Ps: I would also evaluate the endpoints to see if the extrema is there
Yes that is exactly right. When I was programming this in MATLAB, I got MATLAB to solve the derivative equal to zero formula for the specific line. You might also want to google backtracking line search for a slightly better way.
@@DrTrefor thanks so much. The thing is I would like to animate it for arbitrary functions defined by the user so I think I’ll have to do everything numerically
Also, what method do you use for animations like this one. I have learned a way in Matlab that works by calling the drawnow() function to update the appearance of a plot after having used the functions Set(h,”Xdata”, whatever) to update the function x,y,z plotted points. Thanks so much in advance. If you could also upload the script on description that would be great!
I was talking to a friend yesterday about the strategies to optimize learning rate and boom! you made it really clear. Thanks. Thou this might seems less expensive computionally, but in a real problem one does not know the loss/target function and must evaluate many model parameters sampled/updated in the direction of the gradient and then select the best model parameters according to new calculated losses. right? So the optimizer needs many many more model evaluations to select the best update. This can be even more computationally expensive than SGD.

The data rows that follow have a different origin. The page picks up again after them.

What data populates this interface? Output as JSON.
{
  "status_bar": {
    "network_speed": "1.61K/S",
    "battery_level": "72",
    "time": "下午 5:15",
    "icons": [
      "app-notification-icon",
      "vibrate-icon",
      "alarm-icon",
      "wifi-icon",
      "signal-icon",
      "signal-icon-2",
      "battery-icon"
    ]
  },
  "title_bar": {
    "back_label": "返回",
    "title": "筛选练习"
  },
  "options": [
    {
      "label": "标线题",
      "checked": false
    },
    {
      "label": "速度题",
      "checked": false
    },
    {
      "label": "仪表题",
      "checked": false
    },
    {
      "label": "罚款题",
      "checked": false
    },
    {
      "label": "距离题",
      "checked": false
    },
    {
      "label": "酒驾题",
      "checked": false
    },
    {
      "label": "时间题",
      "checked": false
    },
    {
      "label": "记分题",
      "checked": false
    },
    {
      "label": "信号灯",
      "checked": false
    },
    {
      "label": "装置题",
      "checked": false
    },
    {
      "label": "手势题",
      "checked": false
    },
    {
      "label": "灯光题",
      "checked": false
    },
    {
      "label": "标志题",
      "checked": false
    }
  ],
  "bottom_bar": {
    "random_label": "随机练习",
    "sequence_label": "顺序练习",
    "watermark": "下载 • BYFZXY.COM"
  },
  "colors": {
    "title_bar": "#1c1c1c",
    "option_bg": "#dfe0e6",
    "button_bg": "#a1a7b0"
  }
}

@drtrefor it's sad that my comment/question is one of the only 3 you did not answer! :(
I'm currently using the method of moving asymptotes (Svanberg, 1987) for nonlinear optimization of nonconvex problems in topology optimization. However, using it and fully understanding it are two different things. I would be curious whether you would be able to give a simple explanation for these kind of methods.
so once i have my vector for the gradient of the two dimensional space, how do i turn it into a single variable equation?
great t-shirt where can you one get them ...
Merch link in description!
do you know of good techniques for discontinuous search spaces? i had been thinking a genetic algorithm (tho that’s on the back burner while i write a ton of code for it to figure out how good something it comes up with is)
We know the zero of the Error (loss) term for each iteration. Why not divide the delta by 2 and approach exponentially slower?
Bro i was watching this like "Cool video, how old is this?"
*1 hour ago*
haha:D
@@DrTrefor i’ve always watched your older videos through reccomendations, nice to catch a never video
Cool t-shirtl :))
ua-cam.com/video/fXQXE96r4AY/v-deo.html
is it not a second order Gradient Descent Optimization where you need to also know all the partial derivatives?
if not where can i see the formula for this Gradient Descent Optimization?
Clearly not an exact maths. Very clever
Nope! But great for getting close.
♥️♥️♥️
I have used gradient descent a lot. It is good this video mentions line search because most don't, and line search is very effective relative to other techniques. I have an example using the Rosenbrock equation. This is easy but gradient descent take more computations to get to the minimum. Also, with real data, there isn't a cost function one can take the derivative of. Finding the gradient involves evaluating the cost function after taking small steps in each direction and computing the slope. This is time consuming and not as accurate. The is no ability to compute when the slope of the line search is zero without using lots of math and it isn't noise free.